Our cloud infrastructure includes 3 primary database servers arranged in a cluster, hosting Neo4j, MariaDB, and ElasticSearch. Another database server is used for storing, searching, and computing properties on chemical structures. We also employ a few Redis servers and web servers that host drugbank.ca, drugbankplus.com, API, docs, etc. These connect to the database cluster and Redis and are using Ruby on Rails.

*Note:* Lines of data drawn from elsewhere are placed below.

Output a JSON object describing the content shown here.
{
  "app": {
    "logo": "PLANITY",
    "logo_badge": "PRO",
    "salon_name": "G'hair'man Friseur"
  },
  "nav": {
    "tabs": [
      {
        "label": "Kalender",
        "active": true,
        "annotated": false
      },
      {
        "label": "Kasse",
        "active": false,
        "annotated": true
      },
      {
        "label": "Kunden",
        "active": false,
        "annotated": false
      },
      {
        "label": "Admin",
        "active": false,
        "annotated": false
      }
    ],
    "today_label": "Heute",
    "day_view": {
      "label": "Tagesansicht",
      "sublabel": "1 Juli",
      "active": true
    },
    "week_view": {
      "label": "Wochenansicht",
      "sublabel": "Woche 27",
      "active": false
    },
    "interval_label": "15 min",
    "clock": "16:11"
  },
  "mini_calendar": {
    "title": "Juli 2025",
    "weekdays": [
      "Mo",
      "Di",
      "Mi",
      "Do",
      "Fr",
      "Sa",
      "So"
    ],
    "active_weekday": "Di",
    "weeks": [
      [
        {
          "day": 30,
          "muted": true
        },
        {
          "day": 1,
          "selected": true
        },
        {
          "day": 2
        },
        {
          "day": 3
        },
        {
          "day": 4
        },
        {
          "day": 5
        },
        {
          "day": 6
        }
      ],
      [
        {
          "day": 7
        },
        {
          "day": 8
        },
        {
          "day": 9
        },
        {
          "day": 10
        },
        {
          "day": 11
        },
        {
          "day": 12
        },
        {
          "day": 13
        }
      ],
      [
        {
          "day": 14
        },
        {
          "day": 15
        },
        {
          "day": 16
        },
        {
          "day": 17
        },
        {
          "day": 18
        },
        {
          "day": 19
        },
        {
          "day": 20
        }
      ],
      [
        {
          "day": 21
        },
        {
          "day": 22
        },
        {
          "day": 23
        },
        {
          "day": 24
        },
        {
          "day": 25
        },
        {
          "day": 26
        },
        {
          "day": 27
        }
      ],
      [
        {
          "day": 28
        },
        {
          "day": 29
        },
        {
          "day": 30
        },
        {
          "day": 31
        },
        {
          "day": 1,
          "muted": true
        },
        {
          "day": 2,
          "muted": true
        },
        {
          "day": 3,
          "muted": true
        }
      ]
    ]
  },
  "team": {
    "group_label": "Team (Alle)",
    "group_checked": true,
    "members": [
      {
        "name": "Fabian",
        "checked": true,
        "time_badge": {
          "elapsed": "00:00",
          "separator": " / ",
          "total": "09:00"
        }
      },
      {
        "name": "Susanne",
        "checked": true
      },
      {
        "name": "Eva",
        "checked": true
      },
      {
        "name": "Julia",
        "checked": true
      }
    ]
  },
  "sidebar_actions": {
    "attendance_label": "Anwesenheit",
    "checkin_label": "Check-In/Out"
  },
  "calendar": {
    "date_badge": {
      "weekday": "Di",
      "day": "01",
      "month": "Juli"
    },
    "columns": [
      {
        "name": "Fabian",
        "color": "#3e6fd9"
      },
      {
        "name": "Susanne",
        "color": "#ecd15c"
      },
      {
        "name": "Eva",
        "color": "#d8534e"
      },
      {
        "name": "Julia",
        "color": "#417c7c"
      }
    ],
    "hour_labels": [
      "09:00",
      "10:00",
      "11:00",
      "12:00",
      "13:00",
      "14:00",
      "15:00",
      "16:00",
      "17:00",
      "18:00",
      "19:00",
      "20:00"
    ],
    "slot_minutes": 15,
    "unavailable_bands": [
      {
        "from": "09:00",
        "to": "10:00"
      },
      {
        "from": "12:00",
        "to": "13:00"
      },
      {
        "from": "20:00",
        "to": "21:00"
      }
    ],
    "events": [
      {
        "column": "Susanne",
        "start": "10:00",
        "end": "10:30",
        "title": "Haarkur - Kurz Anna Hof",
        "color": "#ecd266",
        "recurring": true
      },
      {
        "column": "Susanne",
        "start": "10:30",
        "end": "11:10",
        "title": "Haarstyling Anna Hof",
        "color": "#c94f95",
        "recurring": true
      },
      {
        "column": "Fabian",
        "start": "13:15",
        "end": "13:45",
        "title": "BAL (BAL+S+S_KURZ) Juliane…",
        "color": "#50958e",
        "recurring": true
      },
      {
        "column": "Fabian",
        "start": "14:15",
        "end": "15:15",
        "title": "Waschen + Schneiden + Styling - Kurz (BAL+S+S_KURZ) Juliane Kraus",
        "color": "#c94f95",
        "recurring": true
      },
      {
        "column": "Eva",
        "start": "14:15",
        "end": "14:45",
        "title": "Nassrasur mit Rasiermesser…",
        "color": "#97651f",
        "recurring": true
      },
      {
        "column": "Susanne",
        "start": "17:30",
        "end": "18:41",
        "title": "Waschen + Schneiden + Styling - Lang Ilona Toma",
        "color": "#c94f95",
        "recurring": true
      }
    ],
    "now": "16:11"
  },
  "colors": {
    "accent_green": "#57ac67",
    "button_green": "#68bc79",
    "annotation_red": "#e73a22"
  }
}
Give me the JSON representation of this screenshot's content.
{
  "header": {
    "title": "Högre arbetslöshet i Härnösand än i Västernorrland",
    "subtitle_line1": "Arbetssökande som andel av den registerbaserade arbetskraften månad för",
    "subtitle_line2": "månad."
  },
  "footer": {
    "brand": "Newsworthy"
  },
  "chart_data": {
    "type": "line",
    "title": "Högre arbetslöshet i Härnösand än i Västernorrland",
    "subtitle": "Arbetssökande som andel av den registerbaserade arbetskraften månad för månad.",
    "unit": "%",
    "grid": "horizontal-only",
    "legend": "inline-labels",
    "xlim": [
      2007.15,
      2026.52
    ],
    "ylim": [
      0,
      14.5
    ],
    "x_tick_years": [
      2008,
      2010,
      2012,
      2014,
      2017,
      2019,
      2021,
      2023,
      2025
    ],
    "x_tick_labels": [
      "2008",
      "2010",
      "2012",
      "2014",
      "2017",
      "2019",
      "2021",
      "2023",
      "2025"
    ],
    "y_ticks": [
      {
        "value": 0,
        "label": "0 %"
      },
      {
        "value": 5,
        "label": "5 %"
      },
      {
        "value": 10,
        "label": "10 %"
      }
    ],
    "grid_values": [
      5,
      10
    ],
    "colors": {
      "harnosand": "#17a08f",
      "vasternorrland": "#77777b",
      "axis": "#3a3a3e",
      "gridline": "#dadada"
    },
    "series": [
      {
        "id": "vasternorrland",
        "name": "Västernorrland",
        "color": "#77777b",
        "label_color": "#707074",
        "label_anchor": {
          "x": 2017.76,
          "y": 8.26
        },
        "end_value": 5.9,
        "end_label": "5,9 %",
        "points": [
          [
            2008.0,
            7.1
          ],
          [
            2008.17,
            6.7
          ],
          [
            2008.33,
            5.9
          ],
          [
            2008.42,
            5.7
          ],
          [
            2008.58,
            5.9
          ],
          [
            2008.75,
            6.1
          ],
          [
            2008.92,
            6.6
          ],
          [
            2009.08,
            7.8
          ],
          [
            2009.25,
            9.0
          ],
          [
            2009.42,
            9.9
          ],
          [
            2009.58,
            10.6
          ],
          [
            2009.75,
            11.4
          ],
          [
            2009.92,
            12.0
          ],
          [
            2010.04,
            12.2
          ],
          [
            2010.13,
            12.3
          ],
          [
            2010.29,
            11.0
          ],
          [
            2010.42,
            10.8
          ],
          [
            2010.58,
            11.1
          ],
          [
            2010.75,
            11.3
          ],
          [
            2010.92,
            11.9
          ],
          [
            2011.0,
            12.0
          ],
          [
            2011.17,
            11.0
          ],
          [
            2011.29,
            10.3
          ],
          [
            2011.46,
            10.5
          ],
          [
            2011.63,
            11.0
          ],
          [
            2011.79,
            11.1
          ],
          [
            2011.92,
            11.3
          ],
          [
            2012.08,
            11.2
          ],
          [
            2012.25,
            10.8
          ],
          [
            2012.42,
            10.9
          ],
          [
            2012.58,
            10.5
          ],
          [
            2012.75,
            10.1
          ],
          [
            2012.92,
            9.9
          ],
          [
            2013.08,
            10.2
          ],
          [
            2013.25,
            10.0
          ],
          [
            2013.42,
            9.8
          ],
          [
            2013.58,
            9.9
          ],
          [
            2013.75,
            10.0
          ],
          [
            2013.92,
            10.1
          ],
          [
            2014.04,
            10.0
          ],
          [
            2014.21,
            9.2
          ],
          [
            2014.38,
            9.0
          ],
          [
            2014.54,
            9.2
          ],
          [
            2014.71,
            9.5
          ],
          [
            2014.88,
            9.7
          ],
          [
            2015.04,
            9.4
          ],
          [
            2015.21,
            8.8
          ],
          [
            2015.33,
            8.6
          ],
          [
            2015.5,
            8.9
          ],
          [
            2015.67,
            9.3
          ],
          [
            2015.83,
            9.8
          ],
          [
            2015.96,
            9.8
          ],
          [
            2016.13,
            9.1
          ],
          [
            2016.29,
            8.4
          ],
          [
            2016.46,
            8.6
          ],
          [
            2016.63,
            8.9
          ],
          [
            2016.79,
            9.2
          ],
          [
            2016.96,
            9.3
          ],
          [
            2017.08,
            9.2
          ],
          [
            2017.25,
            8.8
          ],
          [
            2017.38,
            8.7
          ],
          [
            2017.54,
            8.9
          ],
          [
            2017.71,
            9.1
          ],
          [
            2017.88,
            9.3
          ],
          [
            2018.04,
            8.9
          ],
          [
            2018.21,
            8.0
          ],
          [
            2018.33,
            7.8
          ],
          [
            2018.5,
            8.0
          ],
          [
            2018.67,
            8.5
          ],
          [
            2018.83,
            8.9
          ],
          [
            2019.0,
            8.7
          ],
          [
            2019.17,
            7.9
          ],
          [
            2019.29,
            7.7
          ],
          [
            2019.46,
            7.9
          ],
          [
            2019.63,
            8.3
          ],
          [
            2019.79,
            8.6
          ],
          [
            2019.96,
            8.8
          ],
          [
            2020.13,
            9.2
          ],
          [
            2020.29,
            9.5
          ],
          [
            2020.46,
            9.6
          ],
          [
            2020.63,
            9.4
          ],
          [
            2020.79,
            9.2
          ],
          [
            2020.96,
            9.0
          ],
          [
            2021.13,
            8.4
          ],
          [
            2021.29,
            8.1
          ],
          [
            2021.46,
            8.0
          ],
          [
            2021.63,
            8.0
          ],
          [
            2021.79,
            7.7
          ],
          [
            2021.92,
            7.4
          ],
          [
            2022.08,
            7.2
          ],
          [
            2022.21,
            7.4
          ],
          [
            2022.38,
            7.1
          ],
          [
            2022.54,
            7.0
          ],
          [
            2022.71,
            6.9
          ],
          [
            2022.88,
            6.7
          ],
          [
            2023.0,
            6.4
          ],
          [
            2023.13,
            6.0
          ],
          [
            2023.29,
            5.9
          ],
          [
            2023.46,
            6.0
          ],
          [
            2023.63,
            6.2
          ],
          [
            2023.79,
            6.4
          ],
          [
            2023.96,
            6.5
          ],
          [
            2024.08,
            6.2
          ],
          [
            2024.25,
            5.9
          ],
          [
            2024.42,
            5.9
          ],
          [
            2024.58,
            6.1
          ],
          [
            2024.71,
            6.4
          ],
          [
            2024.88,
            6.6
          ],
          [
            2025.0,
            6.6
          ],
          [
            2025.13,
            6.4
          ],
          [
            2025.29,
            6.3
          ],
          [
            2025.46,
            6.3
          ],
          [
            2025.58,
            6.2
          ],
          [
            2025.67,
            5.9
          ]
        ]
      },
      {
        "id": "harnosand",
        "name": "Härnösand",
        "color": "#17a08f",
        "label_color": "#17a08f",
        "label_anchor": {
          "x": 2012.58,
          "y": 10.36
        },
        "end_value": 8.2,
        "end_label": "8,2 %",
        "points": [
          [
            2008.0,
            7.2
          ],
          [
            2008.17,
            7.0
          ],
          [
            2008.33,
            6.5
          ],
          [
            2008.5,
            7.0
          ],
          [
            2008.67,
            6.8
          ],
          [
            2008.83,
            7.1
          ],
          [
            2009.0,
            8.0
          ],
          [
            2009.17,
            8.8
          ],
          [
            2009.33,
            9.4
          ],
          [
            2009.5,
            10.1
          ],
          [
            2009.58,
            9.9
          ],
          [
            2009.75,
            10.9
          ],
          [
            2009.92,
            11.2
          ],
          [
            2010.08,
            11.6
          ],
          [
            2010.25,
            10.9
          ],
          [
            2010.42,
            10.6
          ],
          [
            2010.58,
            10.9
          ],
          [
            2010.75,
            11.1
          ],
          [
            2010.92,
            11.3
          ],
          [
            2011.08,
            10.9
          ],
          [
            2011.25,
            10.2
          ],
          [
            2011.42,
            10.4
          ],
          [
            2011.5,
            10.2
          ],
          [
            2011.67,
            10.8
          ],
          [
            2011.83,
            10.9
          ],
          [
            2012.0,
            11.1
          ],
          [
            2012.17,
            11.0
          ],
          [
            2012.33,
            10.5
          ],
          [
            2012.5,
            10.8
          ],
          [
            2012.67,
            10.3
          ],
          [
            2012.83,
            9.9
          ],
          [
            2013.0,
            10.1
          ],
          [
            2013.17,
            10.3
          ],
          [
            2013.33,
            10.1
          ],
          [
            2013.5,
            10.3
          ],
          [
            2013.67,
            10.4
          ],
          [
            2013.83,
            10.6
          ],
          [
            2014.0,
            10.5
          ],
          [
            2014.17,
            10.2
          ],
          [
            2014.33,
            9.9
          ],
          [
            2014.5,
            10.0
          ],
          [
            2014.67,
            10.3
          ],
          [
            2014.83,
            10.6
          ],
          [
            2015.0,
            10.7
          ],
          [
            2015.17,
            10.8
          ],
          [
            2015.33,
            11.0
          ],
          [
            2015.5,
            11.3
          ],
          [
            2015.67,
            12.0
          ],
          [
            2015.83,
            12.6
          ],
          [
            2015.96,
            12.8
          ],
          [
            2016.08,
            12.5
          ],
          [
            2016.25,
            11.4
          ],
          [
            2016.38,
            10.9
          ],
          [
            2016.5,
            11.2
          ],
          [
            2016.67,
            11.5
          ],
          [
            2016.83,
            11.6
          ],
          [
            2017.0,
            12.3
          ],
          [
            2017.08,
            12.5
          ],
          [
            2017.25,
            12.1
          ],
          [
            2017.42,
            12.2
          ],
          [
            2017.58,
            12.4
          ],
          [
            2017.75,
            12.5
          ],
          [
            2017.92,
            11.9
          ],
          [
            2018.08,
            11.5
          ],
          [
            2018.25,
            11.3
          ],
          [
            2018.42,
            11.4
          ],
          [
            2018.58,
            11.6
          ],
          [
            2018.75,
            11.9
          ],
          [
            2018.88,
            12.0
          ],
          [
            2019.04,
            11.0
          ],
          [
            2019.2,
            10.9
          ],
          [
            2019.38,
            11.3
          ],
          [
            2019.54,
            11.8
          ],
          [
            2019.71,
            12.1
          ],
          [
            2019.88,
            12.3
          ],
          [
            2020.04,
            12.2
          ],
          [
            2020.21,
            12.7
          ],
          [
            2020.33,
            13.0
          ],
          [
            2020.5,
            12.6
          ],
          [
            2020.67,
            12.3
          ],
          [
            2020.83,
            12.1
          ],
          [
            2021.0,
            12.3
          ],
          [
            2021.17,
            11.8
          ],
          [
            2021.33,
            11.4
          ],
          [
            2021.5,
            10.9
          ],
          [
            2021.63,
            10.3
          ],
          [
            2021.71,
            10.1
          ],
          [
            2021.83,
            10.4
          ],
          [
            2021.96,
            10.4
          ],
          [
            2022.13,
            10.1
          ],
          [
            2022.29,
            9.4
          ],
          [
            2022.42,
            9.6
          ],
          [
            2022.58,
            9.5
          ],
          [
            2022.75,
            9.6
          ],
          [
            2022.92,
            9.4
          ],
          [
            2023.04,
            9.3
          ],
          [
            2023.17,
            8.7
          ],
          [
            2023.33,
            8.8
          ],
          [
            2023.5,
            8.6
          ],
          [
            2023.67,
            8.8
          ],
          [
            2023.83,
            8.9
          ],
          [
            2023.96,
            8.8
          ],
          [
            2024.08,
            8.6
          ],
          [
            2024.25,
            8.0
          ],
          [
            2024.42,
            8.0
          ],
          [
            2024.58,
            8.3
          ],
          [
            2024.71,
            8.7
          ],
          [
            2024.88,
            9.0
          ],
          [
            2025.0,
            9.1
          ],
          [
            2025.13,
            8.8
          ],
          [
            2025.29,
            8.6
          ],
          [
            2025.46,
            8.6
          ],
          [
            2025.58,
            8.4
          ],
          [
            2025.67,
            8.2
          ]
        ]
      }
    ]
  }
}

In addition, we have worker servers that run the data pipeline using a Sidekiq queue and we provision using a Saltstack server. Backup servers manage secondary off-site backups to S3 while we also use the UpCloud backups. On top of all this, we’ve set up replication of all of the services in our staging and QA environment.
We use MaxIOPS on all servers, we use backup snapshots, and we use the firewall service to configure the firewall for all servers. The private network is used for all communication between servers. We don’t yet use the UpCloud API but intend to in future. We use load balancing via CloudFlare to our UpCloud web servers. We also host our staging/QA environment on UpCloud.
The time we spend monitoring, fixing, and dealing with outages has gone down to almost nil. Our previous host had terrible customer service and we were always having networking issues. The customer service with UpCloud has been exemplary and has inspired us in how we serve our own customers.
Our website is now much faster after migrating to UpCloud than on our previous host as reported by Google page speed insights. We believe the reliability and speed of the private network are partly responsible, as well as the faster storage offered by MaxIOPS.
We have no issues with the reliability, consistency, or security of UpCloud services. They have responded rapidly to known exploits and have responded quickly and thoroughly with any customer support issues we have faced.
We are expanding our use of machine learning and always growing our datasets. We have had a growth of over 1200% in terms of customers over the past 3 years, so we will need to continue to scale to new locations and greater redundancy. We plan on making use of the UpCloud API as well as the newly launched networking features using the SDN architecture.
As for any new features, we would like to see UpCloud offer GPU servers built for machine learning applications.